This morning, The Queen pressed the button to give over 40,000 runners the go-ahead to start the annual London Marathon, on what would turn out to be the hottest marathon on record.
Standing in front of the round tower at the castle, Her Majesty smiled as she pressed the starting button and the runners passed under the starting banner from the beginning of the course in Greenwich. This came just hours after she celebrated her 92nd birthday with a concert at the Royal Albert Hall in central London.
Sir John Spurling, Chairman of London Marathon Events Ltd, said: “We are deeply honoured that Her Majesty The Queen has accepted the invitation to start the 2018 London Marathon.”

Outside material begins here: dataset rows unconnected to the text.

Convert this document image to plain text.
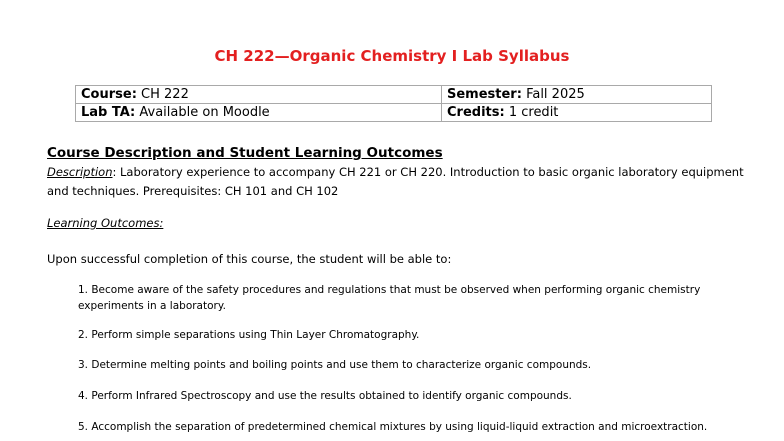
CH 222—Organic Chemistry I Lab Syllabus
Course: CH 222	Semester: Fall 2025
Lab TA: Available on Moodle	Credits: 1 credit
Course Description and Student Learning Outcomes
Description: Laboratory experience to accompany CH 221 or CH 220. Introduction to basic organic laboratory equipment and techniques. Prerequisites: CH 101 and CH 102
Learning Outcomes:
Upon successful completion of this course, the student will be able to:
1. Become aware of the safety procedures and regulations that must be observed when performing organic chemistry experiments in a laboratory.
2. Perform simple separations using Thin Layer Chromatography.
3. Determine melting points and boiling points and use them to characterize organic compounds.
4. Perform Infrared Spectroscopy and use the results obtained to identify organic compounds.
5. Accomplish the separation of predetermined chemical mixtures by using liquid-liquid extraction and microextraction.
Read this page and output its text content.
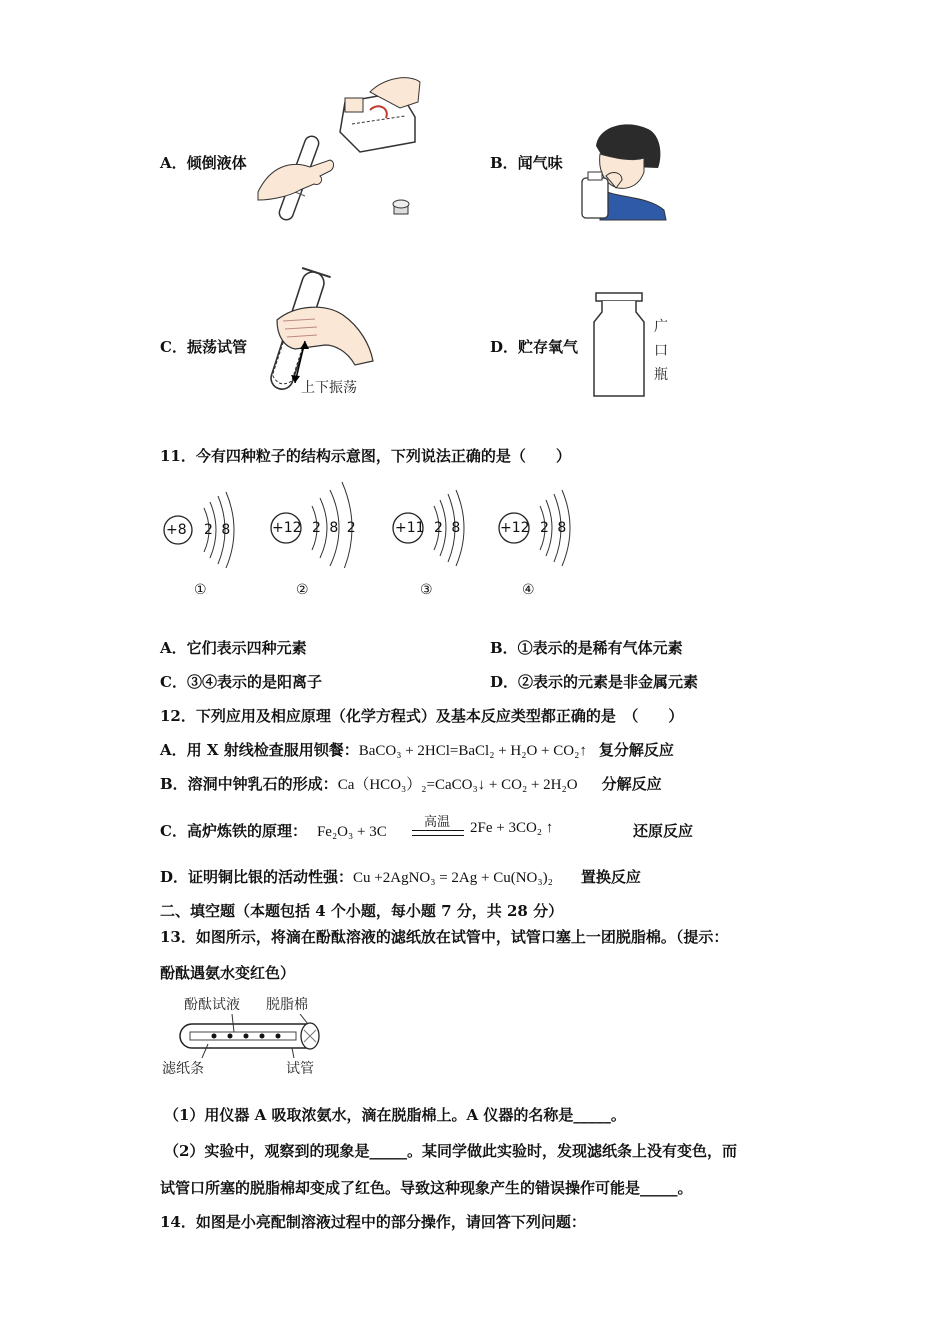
A．倾倒液体	B．闻气味
C．振荡试管
上下振荡
D．贮存氧气
广
口
瓶
11．今有四种粒子的结构示意图，下列说法正确的是（　　）
+8 2 8
①
+12 2 8 2
②
+11 2 8
③
+12 2 8
④
A．它们表示四种元素	B．①表示的是稀有气体元素
C．③④表示的是阳离子	D．②表示的元素是非金属元素
12．下列应用及相应原理（化学方程式）及基本反应类型都正确的是　（　　）
A．用 X 射线检查服用钡餐：BaCO₃ + 2HCl=BaCl₂ + H₂O + CO₂↑ 复分解反应
B．溶洞中钟乳石的形成：Ca（HCO₃）₂=CaCO₃↓ + CO₂ + 2H₂O 分解反应
C．高炉炼铁的原理： Fe₂O₃ + 3C
高温 2Fe + 3CO₂ ↑	还原反应
D．证明铜比银的活动性强：Cu +2AgNO₃ = 2Ag + Cu(NO₃)₂ 置换反应
二、填空题（本题包括 4 个小题，每小题 7 分，共 28 分）
13．如图所示，将滴在酚酞溶液的滤纸放在试管中，试管口塞上一团脱脂棉。（提示：
酚酞遇氨水变红色）
酚酞试液 脱脂棉
滤纸条	试管
（1）用仪器 A 吸取浓氨水，滴在脱脂棉上。A 仪器的名称是_____。
（2）实验中，观察到的现象是_____。某同学做此实验时，发现滤纸条上没有变色，而
试管口所塞的脱脂棉却变成了红色。导致这种现象产生的错误操作可能是_____。
14．如图是小亮配制溶液过程中的部分操作，请回答下列问题：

“Especially as this will happen 110 years after the 1908 Olympic Marathon was started at Windsor Castle by the then Princess Mary, grandmother to The Queen.”
As The Queen stood on the podium in the quadrangle of Windsor Castle, where she has been since last week during the CHOGM meetings, Prince Harry was spotted mingling with the runners at the other end of the course, on the Mall outside Buckingham Palace.
Harry was photographed shaking hands with first aiders from St John’s Ambulance, meeting the winners of the wheelchair races, and preparing to hand out medals and trophies to the runners later in the day. The former army captain is patron of the London Marathon Charitable Trust, which funds projects that increase participation in sport, physical activity and play. The trust has awarded grants totalling more than £68 million to over 1,200 organisations.
Her Majesty reportedly watches the race each year.
In 1908, Italian athlete Dorando Pietri crossed the finish line first, and The Queen today met representatives of his former athletics club, Salati Paola Sports Club, who brought the original trophy that he won for her to see.
British athlete Mo Farrah – who was made a knight last year – eventually smashed the existing British marathon record, coming third overall behind two Kenyan athletes, on what was his first competitive London marathon.